Recherches graphiques
La motivation initiale d’Antonia Bañados est d’explorer la complexité émotionnelle de certaines expériences, les contradictions internes, les différentes nuances, mais le féministe surgit de manière inévitable lorsqu’on aborde l’histoire d’une femme dans un contexte où elle est confrontée au sexisme institutionnel et social. Dans le cas d’Anatomie d’un cœur, parce qu’elle a fait des études à une époque où c’était extrêmement difficile pour les femmes, et dans le cas de Quatre pilules, parce que décider d’avorter dans un pays où c’est illégal revient à lutter directement contre le fardeau social qui pèse sur toutes les femmes.
Il reste maintenant à dessiner le livre, en se concentrant sur la représentation des émotions d’une manière poétique. Olivia, le personnage principal, est une artiste contemporaine qui réalise des sculptures liées à la transformation du paysage. Certains passages du livre refléteront donc la sensibilité de l’œuvre dans l’œuvre, contrastant avec la forte présence urbaine, symbole de la société qui empêche le libre choix.
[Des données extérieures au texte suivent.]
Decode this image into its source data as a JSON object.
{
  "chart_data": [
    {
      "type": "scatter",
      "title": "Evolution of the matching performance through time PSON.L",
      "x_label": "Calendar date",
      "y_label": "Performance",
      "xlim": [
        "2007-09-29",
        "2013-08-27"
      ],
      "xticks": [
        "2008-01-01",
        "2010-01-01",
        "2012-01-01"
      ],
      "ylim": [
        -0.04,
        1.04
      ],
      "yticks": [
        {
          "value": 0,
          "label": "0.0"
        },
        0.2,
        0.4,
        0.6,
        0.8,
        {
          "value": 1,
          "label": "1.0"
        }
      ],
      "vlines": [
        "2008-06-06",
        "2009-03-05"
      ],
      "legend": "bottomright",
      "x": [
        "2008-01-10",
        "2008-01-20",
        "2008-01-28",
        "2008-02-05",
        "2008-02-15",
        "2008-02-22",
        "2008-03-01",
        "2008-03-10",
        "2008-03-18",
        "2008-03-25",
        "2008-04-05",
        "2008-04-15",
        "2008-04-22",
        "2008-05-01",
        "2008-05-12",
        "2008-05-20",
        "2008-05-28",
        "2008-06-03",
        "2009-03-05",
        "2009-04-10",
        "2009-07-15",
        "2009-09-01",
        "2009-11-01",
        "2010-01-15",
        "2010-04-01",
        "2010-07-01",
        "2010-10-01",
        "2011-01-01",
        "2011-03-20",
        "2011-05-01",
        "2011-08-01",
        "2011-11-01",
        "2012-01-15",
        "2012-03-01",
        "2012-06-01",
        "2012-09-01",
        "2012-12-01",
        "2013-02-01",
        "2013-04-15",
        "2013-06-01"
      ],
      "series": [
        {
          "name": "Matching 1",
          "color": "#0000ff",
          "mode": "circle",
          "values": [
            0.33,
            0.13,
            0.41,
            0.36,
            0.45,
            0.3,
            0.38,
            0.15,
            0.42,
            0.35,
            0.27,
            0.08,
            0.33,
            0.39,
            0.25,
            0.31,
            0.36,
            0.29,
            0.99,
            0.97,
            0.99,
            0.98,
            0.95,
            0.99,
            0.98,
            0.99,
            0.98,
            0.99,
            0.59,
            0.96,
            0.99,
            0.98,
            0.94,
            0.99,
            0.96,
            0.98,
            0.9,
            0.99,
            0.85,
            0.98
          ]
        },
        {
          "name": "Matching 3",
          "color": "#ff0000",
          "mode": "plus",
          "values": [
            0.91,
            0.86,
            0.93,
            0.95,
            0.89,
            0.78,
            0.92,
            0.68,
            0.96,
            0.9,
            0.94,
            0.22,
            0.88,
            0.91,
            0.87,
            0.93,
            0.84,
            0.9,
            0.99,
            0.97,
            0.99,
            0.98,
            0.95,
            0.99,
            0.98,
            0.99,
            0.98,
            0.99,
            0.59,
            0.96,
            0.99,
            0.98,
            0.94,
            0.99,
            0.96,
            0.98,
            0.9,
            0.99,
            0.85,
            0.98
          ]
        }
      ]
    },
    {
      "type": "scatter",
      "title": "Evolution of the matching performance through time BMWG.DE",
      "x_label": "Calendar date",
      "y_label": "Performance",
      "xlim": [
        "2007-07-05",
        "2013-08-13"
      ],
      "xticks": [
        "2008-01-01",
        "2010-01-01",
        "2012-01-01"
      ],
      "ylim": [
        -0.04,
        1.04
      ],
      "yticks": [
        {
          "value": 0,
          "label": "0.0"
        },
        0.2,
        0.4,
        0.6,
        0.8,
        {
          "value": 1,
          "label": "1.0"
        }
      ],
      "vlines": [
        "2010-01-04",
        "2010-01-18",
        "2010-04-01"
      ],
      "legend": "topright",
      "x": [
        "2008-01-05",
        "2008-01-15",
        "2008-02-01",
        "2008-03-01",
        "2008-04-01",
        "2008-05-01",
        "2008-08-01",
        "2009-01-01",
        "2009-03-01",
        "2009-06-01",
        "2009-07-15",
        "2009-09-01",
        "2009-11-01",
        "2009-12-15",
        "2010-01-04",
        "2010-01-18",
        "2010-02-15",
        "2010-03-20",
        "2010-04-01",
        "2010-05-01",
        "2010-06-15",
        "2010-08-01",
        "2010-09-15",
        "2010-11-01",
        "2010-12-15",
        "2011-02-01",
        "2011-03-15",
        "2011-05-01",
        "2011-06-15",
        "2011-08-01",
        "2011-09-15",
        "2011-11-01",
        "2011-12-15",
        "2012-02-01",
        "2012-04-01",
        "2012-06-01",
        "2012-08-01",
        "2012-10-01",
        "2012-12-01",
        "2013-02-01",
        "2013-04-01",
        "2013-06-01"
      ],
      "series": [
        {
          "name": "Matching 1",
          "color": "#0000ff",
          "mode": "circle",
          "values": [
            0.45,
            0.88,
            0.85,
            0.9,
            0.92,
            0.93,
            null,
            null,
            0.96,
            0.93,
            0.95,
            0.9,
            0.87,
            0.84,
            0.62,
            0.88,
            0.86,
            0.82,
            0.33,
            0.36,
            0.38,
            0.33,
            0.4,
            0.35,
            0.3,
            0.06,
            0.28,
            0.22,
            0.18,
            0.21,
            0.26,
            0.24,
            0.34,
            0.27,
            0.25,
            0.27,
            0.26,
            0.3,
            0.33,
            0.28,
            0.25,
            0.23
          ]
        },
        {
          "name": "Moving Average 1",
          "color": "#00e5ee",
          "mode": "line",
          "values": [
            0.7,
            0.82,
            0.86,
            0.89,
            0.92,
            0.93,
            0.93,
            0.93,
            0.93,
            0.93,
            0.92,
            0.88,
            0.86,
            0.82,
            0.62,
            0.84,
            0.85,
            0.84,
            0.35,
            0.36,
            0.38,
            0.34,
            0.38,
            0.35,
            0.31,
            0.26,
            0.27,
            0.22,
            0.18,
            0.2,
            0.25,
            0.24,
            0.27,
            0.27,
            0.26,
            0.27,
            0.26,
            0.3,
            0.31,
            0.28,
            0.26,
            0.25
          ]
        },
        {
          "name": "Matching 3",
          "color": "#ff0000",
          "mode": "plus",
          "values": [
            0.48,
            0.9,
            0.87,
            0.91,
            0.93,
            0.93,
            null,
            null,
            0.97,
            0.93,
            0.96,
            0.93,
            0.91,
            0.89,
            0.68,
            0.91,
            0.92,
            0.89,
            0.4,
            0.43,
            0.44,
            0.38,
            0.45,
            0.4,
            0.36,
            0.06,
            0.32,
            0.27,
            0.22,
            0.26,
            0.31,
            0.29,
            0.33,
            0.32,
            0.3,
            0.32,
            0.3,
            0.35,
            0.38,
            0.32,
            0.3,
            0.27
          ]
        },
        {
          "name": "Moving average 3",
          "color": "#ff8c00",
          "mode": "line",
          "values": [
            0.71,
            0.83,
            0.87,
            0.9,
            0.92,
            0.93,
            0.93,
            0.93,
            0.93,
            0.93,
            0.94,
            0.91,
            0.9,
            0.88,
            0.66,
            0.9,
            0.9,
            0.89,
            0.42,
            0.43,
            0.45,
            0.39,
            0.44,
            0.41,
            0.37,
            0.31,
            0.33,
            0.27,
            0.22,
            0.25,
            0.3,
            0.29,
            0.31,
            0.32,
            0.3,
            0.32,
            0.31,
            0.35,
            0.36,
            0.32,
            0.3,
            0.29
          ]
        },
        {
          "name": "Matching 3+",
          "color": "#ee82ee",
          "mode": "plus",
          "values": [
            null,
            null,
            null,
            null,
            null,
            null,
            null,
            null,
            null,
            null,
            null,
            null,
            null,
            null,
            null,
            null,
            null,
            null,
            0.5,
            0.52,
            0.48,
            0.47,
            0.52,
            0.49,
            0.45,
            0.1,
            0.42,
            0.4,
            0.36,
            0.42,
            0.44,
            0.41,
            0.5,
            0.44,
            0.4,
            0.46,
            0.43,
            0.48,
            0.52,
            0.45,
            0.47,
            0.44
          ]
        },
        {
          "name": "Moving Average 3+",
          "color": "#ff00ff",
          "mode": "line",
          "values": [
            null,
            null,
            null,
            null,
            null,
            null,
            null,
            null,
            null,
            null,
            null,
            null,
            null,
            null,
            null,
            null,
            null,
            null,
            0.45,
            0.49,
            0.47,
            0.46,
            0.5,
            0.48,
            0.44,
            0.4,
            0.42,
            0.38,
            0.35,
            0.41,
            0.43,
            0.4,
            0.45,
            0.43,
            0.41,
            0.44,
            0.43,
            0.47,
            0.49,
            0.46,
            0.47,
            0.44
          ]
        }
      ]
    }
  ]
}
Antonia est donc en pleine recherche graphique. Elle a envie de faire évoluer sa technique pour obtenir un trait plus rapide, moins contrôlé, en allégeant les étapes (du crayonné, de la table lumineuse, du cerné, puis de l’aquarelle qu’elle ne garderait que pour certains éléments du dessin). Mais on y retrouvera son ton, ses alternances de gros plans (visages, parties du corps, objets), ses magnifiques doubles pages, des rêves, et l’expression graphique des sensations du corps (tremblements, maux de ventre, désarroi...) Et comme Antonia maîtrise plusieurs techniques, elle ne devrait, contrairement à Olivia, n’avoir que l’embarras du choix.
Anne Baraou est scénariste depuis presque 30 ans, principalement de bande dessinée. Elle a publié une trentaine d'ouvrages et signé quelques épisodes de dessins animés grand public. Elle s'est passionnée très jeune pour l’écriture, les dialogues et les structures narratives. Elle met en rapport des mots et des images sous diverses formes, dont une bande dessinée en trois cubes non ordonnés qui lui a valu d’entrer à l’OuBaPo (Ouvroir de bande dessinée potentielle, sur le modèle de lʼOuLiPo), des strips numériques façon machine à sous, un jeu de domino en bande dessiné, des épisodes de dessins animés ou des textes illustrés, parfois pour enfants. Elle allonge régulièrement la liste de ses collaborations, appréciant particulièrement le travail en duo. Elle est surtout connue pour ses dialogues d’humour de vie quotidienne.